White Bean and Wilted Greens

  • 1 1/2 Cups dried cannellini or Great Northern beans
  • 2 medium tomatoes
  • 1 medium yellow onion
  • 1 small carrot
  • 3 cloves garlic
  • 2 bay leaves
  • olive oil
  • 1 small piece prosciutto with rind or smoked bacon
  • 6 cups chicken stock
  • 3tsp salt
  • 1 bunch (about 1 lb) spicy greens (arugula, mustard greens or turnip greens)
  • 12 sage leaves
  • Parmesan cheese

Contributed by: author, Alice Waters

Source: From the book Chez Panisse Vegetables

Serves 6


  1. Soak the beans overnight.
  2. Peel, seed, and chop the tomatoes. Set aside.
  3. Peel and cut the onion and carrot into small dice; peel and chop the garlic very fine. Place the onion, carrot, and garlic in a nonreactive soup pot with some olive oil and a splash of water; cook until translucent. Add the bay leaves, drained beans, and prosciutto or bacon, and cook for a few minutes more.
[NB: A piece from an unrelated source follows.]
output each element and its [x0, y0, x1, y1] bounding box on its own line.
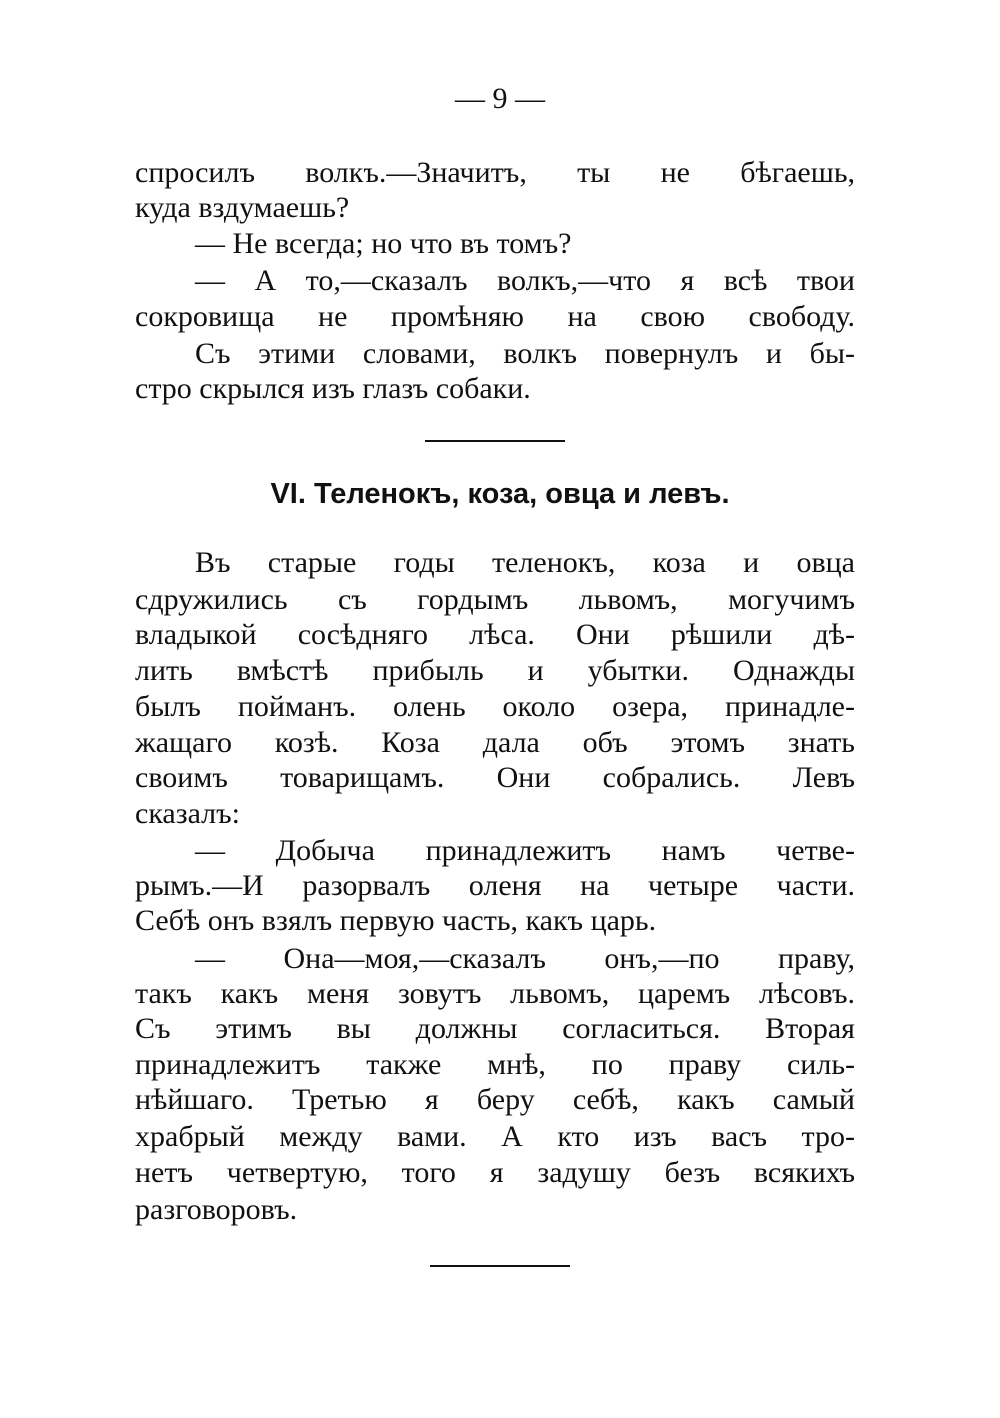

Add the tomatoes to the beans and stew for another minute or so.
  4. Pour in the stock and bring the soup to a boil. Lower the heat to a simmer and cook for about 1¼ hours, stirring occasionally. Add the salt after about an hour. The beans should be fully cooked, soft but not falling apart.
  5. Add the greens, washed and cut into 1-inch strips, and simmer, uncovered, for another 20 minutes, stirring occasionally.
  6. Meanwhile, heat some olive oil in a small frying pan. Fry the sage leaves in the oil for a few seconds, a few at a time (more than a few seconds and they’ll turn black). Drain on a paper towel or absorbent cloth.
  7. When the soup is done, ladle it into soup bowls and serve, garnished with a few shavings of Parmesan and the fried sage leaves.